Over the past year or so, I’ve noticed a significant increase in the number of people asking me for help with anxiety issues. While it seems to be affecting people of all ages, the most common problem is teens with anxiety, as the following stats underline:

  • Anxiety is the most common mental-health disorder in the United States, affecting nearly one-third of both adolescents and adults, according to the National Institute of Mental Health.
  • Nearly a third of all adolescents ages 13 to 18 will experience an anxiety disorder during their lifetime, according to the National Institutes of Health, with the incidence among girls (38.0 percent) far outpacing that among boys (26.1 percent).
  • More than 6 million American teens are grappling with an anxiety disorder of some kind.
  • Anxiety is now the most common issue for which people of all ages seek counseling.
  • Over the last decade, anxiety has overtaken depression as the most common reason college students seek counseling services.
  • Since 1985, the Higher Education Research Institute at UCLA has been asking incoming college freshmen if they “felt overwhelmed” by all they had to do. The first year, 18 percent replied yes.
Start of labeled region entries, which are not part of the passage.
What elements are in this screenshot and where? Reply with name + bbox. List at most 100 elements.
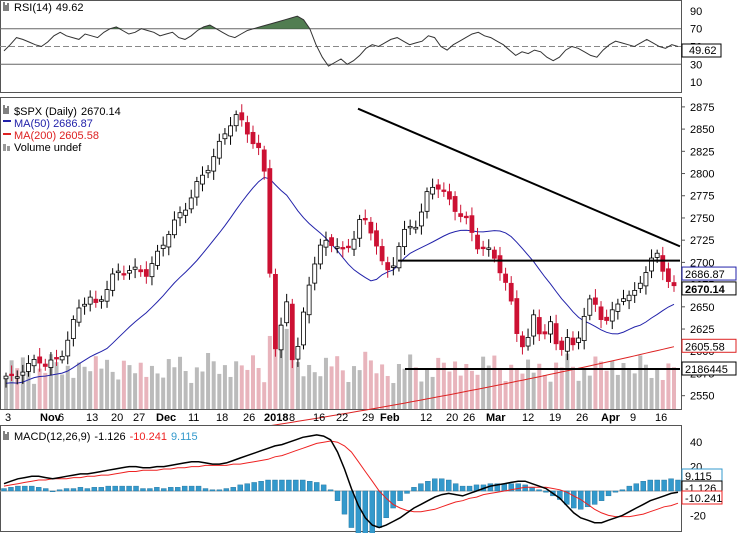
volume-bar	[228, 376, 233, 409]
price-flag-box	[681, 338, 737, 353]
rsi-label: RSI(14)	[14, 2, 52, 14]
macd-hist-bar	[98, 487, 104, 492]
volume-bar	[481, 356, 486, 409]
volume-bar	[262, 382, 267, 409]
candle-body	[233, 114, 239, 127]
macd-hist-bar	[675, 479, 681, 492]
rsi-icon	[3, 2, 9, 11]
volume-bar	[166, 359, 171, 409]
candle-body	[188, 197, 194, 210]
macd-hist-bar	[84, 488, 91, 492]
price-tick-label: 2700	[690, 257, 714, 269]
macd-hist-bar	[661, 479, 667, 492]
macd-hist-bar	[557, 490, 563, 500]
volume-bar	[234, 361, 239, 409]
candle-body	[587, 298, 593, 316]
macd-hist-bar	[571, 490, 577, 509]
macd-hist-bar	[313, 482, 320, 492]
candle-body	[553, 323, 559, 345]
macd-line	[3, 434, 679, 529]
volume-bar	[346, 381, 351, 409]
x-tick-label: 20	[111, 412, 123, 424]
volume-bar	[340, 370, 345, 409]
volume-bar	[548, 381, 553, 409]
macd-hist-bar	[49, 490, 56, 492]
macd-hist-bar	[390, 490, 396, 509]
volume-bar	[660, 379, 665, 409]
candle-body	[379, 246, 385, 262]
candle-body	[177, 212, 183, 219]
candle-body	[205, 169, 211, 174]
volume-bar	[335, 356, 340, 409]
candle-body	[491, 249, 497, 259]
volume-bar	[385, 375, 390, 409]
volume-bar	[408, 354, 413, 409]
candle-body	[37, 356, 43, 364]
macd-hist-bar	[126, 485, 132, 492]
macd-hist-bar	[112, 485, 118, 492]
candle-body	[340, 247, 346, 250]
candle-body	[211, 156, 217, 172]
ma50-legend-swatch	[3, 120, 11, 122]
price-title: $SPX (Daily)	[14, 106, 77, 118]
candle-body	[362, 217, 368, 221]
macd-panel: 40200-20 9.115-1.126-10.241 MACD(12,26,9…	[0, 425, 723, 533]
volume-bar	[582, 368, 587, 409]
macd-hist-bar	[251, 482, 257, 492]
macd-hist-bar	[619, 489, 626, 492]
volume-bar	[71, 377, 76, 409]
candle-body	[20, 371, 26, 376]
ma200-legend-swatch	[3, 133, 11, 135]
volume-bar	[37, 368, 42, 409]
macd-hist-bar	[77, 487, 84, 492]
candle-body	[301, 311, 306, 346]
candle-body	[194, 181, 200, 198]
candle-body	[284, 301, 290, 324]
volume-bar	[267, 335, 272, 409]
macd-hist-bar	[591, 490, 598, 505]
candle-body	[334, 246, 340, 249]
macd-hist-bar	[286, 479, 292, 492]
macd-tick-label: 40	[690, 437, 702, 449]
x-tick-label: 19	[549, 412, 561, 424]
volume-bar	[368, 360, 373, 409]
resistance-trendline	[357, 107, 681, 248]
rsi-legend: RSI(14) 49.62	[3, 2, 83, 14]
candle-body	[228, 125, 233, 137]
volume-bar	[419, 381, 424, 409]
volume-bar	[60, 374, 65, 409]
volume-bar	[211, 361, 216, 409]
candle-body	[435, 184, 441, 190]
volume-bar	[138, 362, 143, 409]
macd-hist-bar	[543, 490, 549, 493]
rsi-tick-label: 30	[690, 59, 702, 71]
candle-body	[542, 331, 548, 335]
candle-body	[54, 357, 59, 360]
candle-body	[632, 289, 638, 296]
macd-hist-bar	[258, 481, 264, 492]
macd-label: MACD(12,26,9)	[14, 431, 90, 443]
volume-bar	[161, 377, 166, 409]
candle-body	[48, 359, 54, 368]
volume-bar	[447, 371, 452, 409]
candle-body	[306, 284, 312, 316]
candle-body	[329, 237, 334, 247]
macd-flag-box	[681, 490, 723, 505]
macd-hist-bar	[105, 485, 111, 492]
price-title-value: 2670.14	[81, 106, 121, 118]
macd-hist-bar	[1, 488, 7, 492]
volume-bar	[627, 369, 632, 409]
volume-bar	[155, 373, 160, 409]
candle-body	[166, 233, 172, 248]
volume-bar	[189, 382, 194, 409]
price-icon	[3, 105, 9, 114]
x-tick-label: 3	[5, 412, 11, 424]
candle-body	[346, 245, 351, 249]
x-tick-label: 16	[655, 412, 667, 424]
candle-body	[441, 189, 447, 192]
price-flag-box	[681, 361, 737, 376]
volume-bar	[374, 373, 379, 409]
macd-hist-bar	[154, 487, 160, 492]
ma50-line	[5, 176, 675, 384]
volume-bar	[301, 376, 306, 409]
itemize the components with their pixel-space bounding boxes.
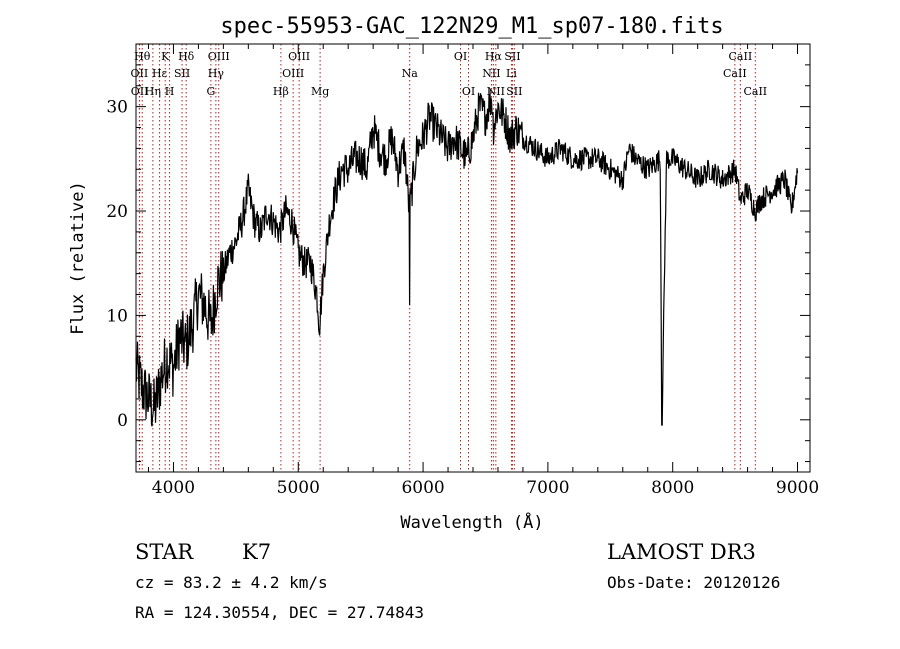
marker-label: K [161, 50, 170, 63]
object-class: STAR [135, 540, 194, 564]
marker-label: OII [131, 85, 149, 98]
line-marker-labels: HθOIIOIIHηHεKHSIIHδGHγOIIIHβOIIIOIIIMgNa… [131, 50, 768, 98]
marker-label: Hθ [134, 50, 151, 63]
marker-label: Hη [145, 85, 161, 98]
spectrum-plot: spec-55953-GAC_122N29_M1_sp07-180.fits H… [68, 14, 819, 533]
marker-label: Hβ [273, 85, 289, 98]
marker-label: CaII [729, 50, 753, 63]
marker-label: OI [454, 50, 467, 63]
observation-date: Obs-Date: 20120126 [607, 573, 781, 592]
x-tick-label: 6000 [401, 478, 444, 498]
y-tick-label: 20 [106, 202, 128, 222]
marker-label: SII [174, 67, 190, 80]
marker-label: OIII [288, 50, 310, 63]
spectrum-line [135, 89, 799, 427]
axis-ticks: 4000 5000 6000 7000 8000 9000 0 10 20 30 [106, 44, 819, 498]
survey-name: LAMOST DR3 [607, 540, 756, 564]
marker-label: Hε [152, 67, 168, 80]
marker-label: OIII [208, 50, 230, 63]
marker-label: Hδ [178, 50, 195, 63]
y-tick-label: 10 [106, 306, 128, 326]
line-markers [138, 44, 756, 472]
marker-label: OIII [282, 67, 304, 80]
marker-label: SII [506, 85, 522, 98]
marker-label: NII [487, 85, 505, 98]
marker-label: Na [402, 67, 419, 80]
marker-label: Hγ [208, 67, 225, 80]
marker-label: Hα [485, 50, 503, 63]
redshift-velocity: cz = 83.2 ± 4.2 km/s [135, 573, 328, 592]
x-tick-label: 8000 [651, 478, 694, 498]
y-tick-label: 0 [117, 411, 128, 431]
object-subclass: K7 [242, 540, 272, 564]
coordinates: RA = 124.30554, DEC = 27.74843 [135, 603, 424, 622]
chart-title: spec-55953-GAC_122N29_M1_sp07-180.fits [220, 14, 723, 39]
x-tick-label: 5000 [277, 478, 320, 498]
marker-label: Li [506, 67, 517, 80]
marker-label: CaII [723, 67, 747, 80]
x-tick-label: 9000 [776, 478, 819, 498]
marker-label: SII [504, 50, 520, 63]
marker-label: Mg [311, 85, 329, 98]
y-axis-label: Flux (relative) [68, 181, 88, 335]
marker-label: NII [482, 67, 500, 80]
x-tick-label: 4000 [152, 478, 195, 498]
y-tick-label: 30 [106, 98, 128, 118]
marker-label: CaII [743, 85, 767, 98]
x-tick-label: 7000 [526, 478, 569, 498]
marker-label: OI [462, 85, 475, 98]
plot-frame [135, 43, 811, 473]
marker-label: OII [131, 67, 149, 80]
marker-label: G [206, 85, 215, 98]
x-axis-label: Wavelength (Å) [400, 511, 543, 533]
marker-label: H [165, 85, 175, 98]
By 2000, that climbed to 28 percent. By 2016, to nearly 41 percent.
  • The American College Health Association has been recording about a 10% annual increase in anxiety rates over a number of years.
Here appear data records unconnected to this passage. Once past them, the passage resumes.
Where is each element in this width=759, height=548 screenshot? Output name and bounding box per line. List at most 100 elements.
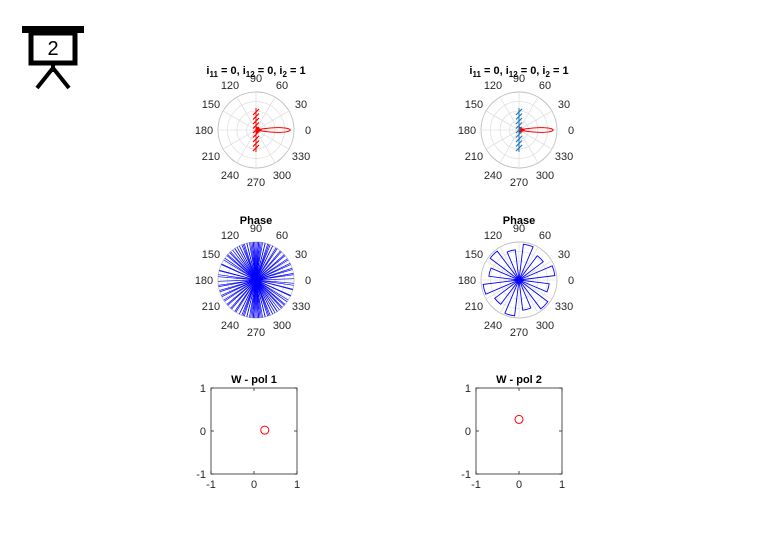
- title-text: = 1: [287, 65, 306, 77]
- polar-tick-label: 180: [195, 125, 213, 137]
- polar-grid-spoke: [222, 110, 257, 131]
- title-text: i: [206, 65, 209, 77]
- y-tick-label: -1: [196, 469, 206, 481]
- polar-tick-label: 330: [292, 151, 310, 163]
- title-subscript: 11: [472, 70, 481, 79]
- polar-tick-label: 120: [221, 80, 239, 92]
- polar-tick-label: 300: [536, 320, 554, 332]
- polar-tick-label: 180: [195, 275, 213, 287]
- polar-tick-label: 150: [202, 249, 220, 261]
- phase-wedge: [518, 243, 534, 281]
- polar-tick-label: 270: [247, 327, 265, 339]
- polar-tick-label: 240: [221, 170, 239, 182]
- chart-title: Phase: [240, 215, 272, 227]
- polar-tick-label: 240: [484, 170, 502, 182]
- chart-title: i11 = 0, i12 = 0, i2 = 1: [469, 65, 568, 79]
- polar-tick-label: 120: [484, 80, 502, 92]
- polar-tick-label: 210: [202, 301, 220, 313]
- polar-grid-spoke: [499, 129, 520, 164]
- polar-tick-label: 60: [539, 80, 551, 92]
- title-subscript: 11: [209, 70, 218, 79]
- phase-wedge: [488, 267, 520, 281]
- polar-grid-spoke: [485, 110, 520, 131]
- polar-tick-label: 30: [295, 99, 307, 111]
- polar-tick-label: 120: [221, 230, 239, 242]
- polar-grid-spoke: [518, 129, 553, 150]
- polar-tick-label: 240: [484, 320, 502, 332]
- polar-grid-spoke: [236, 96, 257, 131]
- polar-tick-label: 60: [539, 230, 551, 242]
- polar-grid-spoke: [236, 129, 257, 164]
- title-subscript: 12: [246, 70, 255, 79]
- polar-tick-label: 240: [221, 320, 239, 332]
- polar-grid-spoke: [499, 279, 520, 314]
- scatter-axes-4: -1 0 1 -1 0 1 W - pol 1: [196, 374, 300, 491]
- phase-wedge: [518, 279, 549, 310]
- polar-tick-label: 0: [568, 125, 574, 137]
- polar-grid-spoke: [485, 279, 520, 300]
- x-tick-label: -1: [471, 479, 481, 491]
- polar-tick-label: 0: [568, 275, 574, 287]
- polar-tick-label: 330: [555, 151, 573, 163]
- polar-tick-label: 210: [202, 151, 220, 163]
- polar-tick-label: 60: [276, 80, 288, 92]
- polar-tick-label: 300: [273, 170, 291, 182]
- polar-tick-label: 0: [305, 275, 311, 287]
- phase-wedge: [518, 279, 550, 293]
- title-subscript: 2: [282, 70, 287, 79]
- polar-tick-label: 270: [510, 177, 528, 189]
- phase-wedge: [504, 279, 520, 317]
- polar-grid-spoke: [499, 96, 520, 131]
- x-tick-label: 0: [251, 479, 257, 491]
- phase-wedge: [518, 279, 532, 311]
- polar-tick-label: 150: [465, 249, 483, 261]
- y-tick-label: 1: [200, 383, 206, 395]
- chart-title: i11 = 0, i12 = 0, i2 = 1: [206, 65, 305, 79]
- title-text: = 0, i: [518, 65, 546, 77]
- polar-tick-label: 30: [558, 249, 570, 261]
- slide-number: 2: [47, 38, 58, 60]
- polar-grid-spoke: [518, 279, 553, 300]
- polar-tick-label: 120: [484, 230, 502, 242]
- chart-title: W - pol 1: [231, 374, 277, 386]
- polar-grid-spoke: [518, 110, 553, 131]
- x-tick-label: -1: [206, 479, 216, 491]
- phase-wedge: [489, 250, 520, 281]
- y-tick-label: 1: [465, 383, 471, 395]
- polar-tick-label: 300: [273, 320, 291, 332]
- x-tick-label: 1: [294, 479, 300, 491]
- polar-grid-spoke: [255, 96, 276, 131]
- title-subscript: 2: [545, 70, 550, 79]
- scatter-point: [260, 425, 270, 435]
- lobe-line: [518, 127, 554, 133]
- polar-grid-spoke: [255, 110, 290, 131]
- polar-grid-spoke: [518, 260, 553, 281]
- polar-tick-label: 180: [458, 275, 476, 287]
- phase-wedge: [518, 265, 556, 281]
- scatter-axes-5: -1 0 1 -1 0 1 W - pol 2: [461, 374, 565, 491]
- polar-tick-label: 60: [276, 230, 288, 242]
- phase-wedge: [518, 255, 544, 281]
- polar-tick-label: 330: [292, 301, 310, 313]
- polar-tick-label: 90: [250, 223, 262, 235]
- phase-wedge: [494, 279, 520, 305]
- polar-grid-spoke: [499, 246, 520, 281]
- polar-grid-spoke: [255, 129, 276, 164]
- polar-tick-label: 30: [295, 249, 307, 261]
- phase-wedge: [482, 279, 520, 295]
- polar-grid-spoke: [485, 260, 520, 281]
- x-tick-label: 1: [559, 479, 565, 491]
- presentation-board-icon: 2: [22, 26, 84, 90]
- polar-tick-label: 330: [555, 301, 573, 313]
- polar-grid-spoke: [518, 96, 539, 131]
- title-text: = 1: [550, 65, 569, 77]
- title-text: = 0, i: [255, 65, 283, 77]
- y-tick-label: 0: [465, 426, 471, 438]
- title-subscript: 12: [509, 70, 518, 79]
- polar-grid-spoke: [485, 129, 520, 150]
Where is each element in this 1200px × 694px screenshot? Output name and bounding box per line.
  • Recent studies have declared millennials, especially women, the most anxious generation in history.
  • Among 10- to 24-year-old females, seven to 14 per cent will experience an anxiety condition in any given year.
  • There’s been a doubling of hospital admissions for suicidal teenagers over the last 10 years, with the highest rates occurring soon after they return to school each fall.
  • A 2015 report from the Child Mind Institute found that only about 20% of young people with a diagnosable anxiety disorder get treatment.
  • Based on data collected from the National Survey of Children’s Health for ages 6 to 17, researchers found a 20 percent increase in diagnoses of anxiety between 2007 and 2012.
  • One Christian counselor said, “When I first started counseling twenty-four years ago, probably one out of every twenty kids coming in were dealing with anxiety,” she says. “Now, out of my new appointments, I would say at least sixteen of every twenty families are here for that reason, if not more.”

Just how bad is the teen anxiety epidemic? It’s really bad, isn’t it? I list these statistics, not to make everyone even more anxious, but to try to re-assure anxious teens and their parents that anxiety is a very normal abnormality. Due to the stigma that still surrounds anxiety and depression, especially in the church, many people suffer in silence and secrecy. They think, “I’m totally weird….There’s no one else like me.” Nothing could be further from the truth. The statistics say otherwise. We are surrounded by kids who are suffering like this but most are afraid to admit it, and so are many of their parents. The kids therefore often continue to suffer without help or support.

I’m planning on writing a series of posts in the coming weeks that will hopefully help concerned parents understand what’s going in with their anxious kids, offer guidance on how they can help them, and give practical and biblical advice on how they can contribute to their healing.